Bestecinin aile geçmişi karanlık
Belçika’daki Leuven Üniversitesi’nde genetik şecere profesörü Maarten Larmuseau’nun, Ludwig van Beethoven’ın dedesinin farklı biri olduğuna dair şüpheleri var. Çünkü araştırmacılar Belçika’daki Beethoven’ın akrabası olan beş erkeğin izini sürdü. Bu kişilerin, besteci ile ortak bir ataya sahip olduklarını gösteren soy kayıtları vardı. Onlardan genetik test için tükürük örnekleri alındı. Sonuçlar şaşırtıcıydı. Bu insanların Ludwig van Beethoven ile akraba olmadıkları ortaya çıktı. Araştırmacılar Beethoven’ın vaftiz kaydı hiç bulunamayan babasının babalığını sorguladıklarını söylüyor.

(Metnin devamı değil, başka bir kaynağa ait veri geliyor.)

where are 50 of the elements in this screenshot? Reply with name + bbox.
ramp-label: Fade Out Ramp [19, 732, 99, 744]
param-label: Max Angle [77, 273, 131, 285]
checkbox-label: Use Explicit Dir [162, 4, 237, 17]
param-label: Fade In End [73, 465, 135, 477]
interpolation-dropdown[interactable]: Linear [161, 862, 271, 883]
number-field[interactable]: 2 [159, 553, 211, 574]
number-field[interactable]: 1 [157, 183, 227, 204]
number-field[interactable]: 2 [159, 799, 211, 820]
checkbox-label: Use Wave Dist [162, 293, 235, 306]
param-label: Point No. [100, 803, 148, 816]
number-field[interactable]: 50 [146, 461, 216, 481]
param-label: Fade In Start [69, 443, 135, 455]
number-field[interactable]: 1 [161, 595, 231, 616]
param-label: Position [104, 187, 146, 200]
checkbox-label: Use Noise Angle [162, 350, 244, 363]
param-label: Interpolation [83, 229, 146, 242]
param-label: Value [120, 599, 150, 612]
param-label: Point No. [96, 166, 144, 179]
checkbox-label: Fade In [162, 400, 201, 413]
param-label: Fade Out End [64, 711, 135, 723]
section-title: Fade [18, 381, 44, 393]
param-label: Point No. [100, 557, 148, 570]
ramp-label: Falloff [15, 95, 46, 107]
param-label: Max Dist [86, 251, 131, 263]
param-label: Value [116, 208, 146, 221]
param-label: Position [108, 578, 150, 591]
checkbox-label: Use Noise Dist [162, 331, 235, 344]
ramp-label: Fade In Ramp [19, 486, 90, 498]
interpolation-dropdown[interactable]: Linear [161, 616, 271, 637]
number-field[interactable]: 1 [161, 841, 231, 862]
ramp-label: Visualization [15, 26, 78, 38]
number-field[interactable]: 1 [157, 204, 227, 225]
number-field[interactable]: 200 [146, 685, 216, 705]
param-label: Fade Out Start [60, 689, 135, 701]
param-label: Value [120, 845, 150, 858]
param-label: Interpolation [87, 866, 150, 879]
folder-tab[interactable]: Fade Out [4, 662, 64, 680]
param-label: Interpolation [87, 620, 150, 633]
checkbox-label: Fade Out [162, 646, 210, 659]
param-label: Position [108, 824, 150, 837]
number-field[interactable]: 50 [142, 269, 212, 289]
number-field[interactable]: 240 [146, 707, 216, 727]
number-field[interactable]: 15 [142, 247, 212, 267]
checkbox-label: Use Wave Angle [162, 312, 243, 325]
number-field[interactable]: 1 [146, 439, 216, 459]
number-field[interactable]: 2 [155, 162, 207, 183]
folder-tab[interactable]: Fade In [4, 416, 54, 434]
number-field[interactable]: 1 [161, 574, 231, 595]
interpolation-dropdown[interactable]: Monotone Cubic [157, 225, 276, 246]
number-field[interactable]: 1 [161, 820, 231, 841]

Çalışmanın ortaya çıkardığı bir diğer bulgu da yıllardır Beethoven’a ait olduğu sanılan bir saç telinin gerçek sahibinin Yahudi bir kadına ait çıkması. Tarihin önemli figürlerine dair bu tip araştırmalar yakın gelecekte kesin kabul gören pek çok tarihi verinin güncellenmesine ya da tamamen değişmesine neden olacağa benziyor.